They say facts should not get in the way of juicy political promises. That seems to be the case with Raila Odinga’s economic model for Kenya. He has promised to use 10% of the GDP on infrastructure, send 60% of the national revenue back to the Majimbo (Provinces) and increase government expenditure on social programs. On top of that he will not increase taxes and will pay government employees more. All this seems to work in the political world but cannot work in a real economy.
GDP is simply a sum of Consumer spending, Government expenditure, Investment, and Net Export. Kenya’s GDP is about $41.4 billion with government expenditure standing at about $5 billion. That makes government spending about 12% of the GDP. From this 12%, Raila wants to spend 10% on infrastructure. That leaves Raila with 2% of the GDP to spend on Health, Education, National Defense, and so on.

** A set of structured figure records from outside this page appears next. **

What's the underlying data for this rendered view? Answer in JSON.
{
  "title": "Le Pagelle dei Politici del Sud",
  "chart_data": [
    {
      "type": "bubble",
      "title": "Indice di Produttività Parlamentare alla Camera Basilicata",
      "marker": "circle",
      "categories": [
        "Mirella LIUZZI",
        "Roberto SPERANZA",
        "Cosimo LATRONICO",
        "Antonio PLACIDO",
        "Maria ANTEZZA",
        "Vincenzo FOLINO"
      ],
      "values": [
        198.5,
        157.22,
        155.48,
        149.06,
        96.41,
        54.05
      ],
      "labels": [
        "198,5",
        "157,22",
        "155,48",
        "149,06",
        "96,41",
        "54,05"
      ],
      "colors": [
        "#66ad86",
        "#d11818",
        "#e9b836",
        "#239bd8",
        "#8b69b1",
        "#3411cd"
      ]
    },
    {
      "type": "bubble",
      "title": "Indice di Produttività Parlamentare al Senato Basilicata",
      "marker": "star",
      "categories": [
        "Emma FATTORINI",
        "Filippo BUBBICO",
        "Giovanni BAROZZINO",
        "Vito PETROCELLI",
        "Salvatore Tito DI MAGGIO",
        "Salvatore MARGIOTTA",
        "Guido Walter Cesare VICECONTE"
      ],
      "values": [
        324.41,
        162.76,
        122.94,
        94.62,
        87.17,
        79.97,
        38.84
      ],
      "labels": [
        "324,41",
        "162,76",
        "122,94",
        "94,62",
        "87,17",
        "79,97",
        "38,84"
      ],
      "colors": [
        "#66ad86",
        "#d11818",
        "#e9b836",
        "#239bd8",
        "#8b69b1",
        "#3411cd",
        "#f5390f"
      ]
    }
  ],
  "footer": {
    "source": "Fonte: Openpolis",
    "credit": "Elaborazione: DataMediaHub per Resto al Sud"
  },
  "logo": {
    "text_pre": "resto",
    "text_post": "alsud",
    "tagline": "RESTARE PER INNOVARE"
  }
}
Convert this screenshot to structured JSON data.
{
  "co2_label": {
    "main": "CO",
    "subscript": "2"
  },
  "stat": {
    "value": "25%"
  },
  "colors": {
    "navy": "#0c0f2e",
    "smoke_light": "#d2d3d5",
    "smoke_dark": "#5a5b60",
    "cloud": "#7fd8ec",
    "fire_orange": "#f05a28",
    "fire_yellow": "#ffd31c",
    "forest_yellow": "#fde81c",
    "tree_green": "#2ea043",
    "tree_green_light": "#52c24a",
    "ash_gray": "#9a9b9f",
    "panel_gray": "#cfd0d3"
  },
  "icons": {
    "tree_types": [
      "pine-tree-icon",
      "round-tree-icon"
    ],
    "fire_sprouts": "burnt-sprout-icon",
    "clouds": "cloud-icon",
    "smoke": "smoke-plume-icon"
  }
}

I wonder how Raila will manage to split this 2% between free secondary education, universal healthcare and other social programs.
We must also ask ourselves how Raila’s ambitious economy will work when the central government will be left with 40% of national revenue after sending 60% to regional governments. The Raila administration will have to work with about $1.7 billion since our national revenue stands at about $4.7 billion.
In this season of promises, we have to take promises with a pinch of salt. It is imperative that we go through these promises with a fine comb check for practicality. It is vital that our leaders strike a balance between populism and pragmatism. I can promise you the moon; the problem is how I deliver it.